Cosicchè non merita alcun seguito il rilievo del ricorrente secondo cui “il consenso richiamato nella scrittura è riferito solo ed esclusivamente ai lavori che la Ditta E.G. doveva eseguire in favore dei coniugi D.C.S. – P.A.” (così memoria, pag. 5).

17. In ogni caso non può non rappresentarsi quanto segue.

Per un verso, in tema di prova per presunzioni, spetta al giudice di merito non solo vagliare l’opportunità del ricorso alle presunzioni, ma pur individuare i fatti da porre a fondamento del relativo processo logico e valutarne la rispondenza ai requisiti di legge, con apprezzamento “di fatto” che, ove adeguatamente motivato, sfugge al sindacato di legittimità, dovendosi tuttavia rilevare che la censura per vizio di motivazione in ordine all’utilizzo o meno del ragionamento presuntivo non può limitarsi a prospettare l’ipotesi di un convincimento diverso da quello espresso dal giudice di merito, ma deve fare emergere l’assoluta illogicità e contraddittorietà del ragionamento decisorio – il che assolutamente non è nel caso di cui al presente ricorso – restando peraltro escluso che la sola mancata valutazione di un elemento indiziario possa dare luogo al vizio di omesso esame di un punto decisivo (cfr. Cass. 11.5.2007, n. 10847).

Per altro verso, nella prova per presunzioni, ai sensi degli artt. 2727 e 2729 c.c., non occorre che tra il fatto noto e quello ignoto sussista un legame di assoluta ed esclusiva necessità causale, giacchè è sufficiente che il fatto da provare sia desumibile dal fatto noto come conseguenza ragionevolmente possibile secondo un criterio di normalità (cfr. Cass. 5.7.1990, n. 7084).

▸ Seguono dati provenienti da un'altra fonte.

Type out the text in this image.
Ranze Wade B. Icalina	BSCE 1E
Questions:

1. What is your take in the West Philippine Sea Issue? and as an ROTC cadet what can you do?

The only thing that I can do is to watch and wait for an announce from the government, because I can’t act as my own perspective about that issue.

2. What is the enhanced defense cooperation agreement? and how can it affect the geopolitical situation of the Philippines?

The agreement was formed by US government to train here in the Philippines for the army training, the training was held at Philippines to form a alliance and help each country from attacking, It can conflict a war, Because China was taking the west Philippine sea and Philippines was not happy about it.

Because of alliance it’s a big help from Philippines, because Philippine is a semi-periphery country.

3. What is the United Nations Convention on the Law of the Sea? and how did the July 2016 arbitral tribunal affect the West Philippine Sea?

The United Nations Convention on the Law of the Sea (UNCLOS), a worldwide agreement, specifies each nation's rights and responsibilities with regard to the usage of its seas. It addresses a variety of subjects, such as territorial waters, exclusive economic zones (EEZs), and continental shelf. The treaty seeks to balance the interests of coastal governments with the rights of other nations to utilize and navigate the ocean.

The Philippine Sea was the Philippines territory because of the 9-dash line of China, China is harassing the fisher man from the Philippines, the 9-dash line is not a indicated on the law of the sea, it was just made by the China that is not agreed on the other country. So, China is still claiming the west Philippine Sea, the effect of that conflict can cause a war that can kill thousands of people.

Per altro verso ancora, il convincimento del giudice in ordine al raggiungimento della prova di un fatto può fondarsi anche su una sola presunzione semplice, purchè sia grave e precisa, in quanto il requisito della concordanza ricorre solo nel caso di concorso tra più circostanze presuntive (cfr. Cass. 8.4.2009, n. 8484; Cass. 4.5.1999, n. 4406).

18. I controricorrenti, con la memoria di costituzione in giudizio in data 11.10.2016, sostanzialmente non hanno svolto difese.

Nonostante il rigetto del ricorso, pertanto, nessuna statuizione in ordine alle spese del presente giudizio va assunta.

19. Ai sensi del D.P.R. 30 maggio 2002, n. 115, art. 13, comma 1 quater, si dà atto della sussistenza dei presupposti processuali per il versamento, da parte del ricorrente, di un ulteriore importo a titolo di contributo unificato pari a quello previsto per il ricorso ai sensi dell’art. 13, comma 1 bis, D.P.R. cit., se dovuto (cfr. Cass. sez. un. 20.2.2020, n. 4315).

P.Q.M.

La Corte rigetta il ricorso; ai sensi del D.P.R. n. 115 del 2002, art. 13, comma 1 quater, si dà atto della sussistenza dei presupposti processuali per il versamento, da parte del ricorrente, E.G., di un ulteriore importo a titolo di contributo unificato pari a quello previsto per il ricorso ai sensi dell’art. 13, comma 1 bis, D.P.R. cit., se dovuto.

Così deciso in Roma, nella Camera di consiglio della Sezione Seconda Civile della Corte Suprema di Cassazione, il 27 ottobre 2020.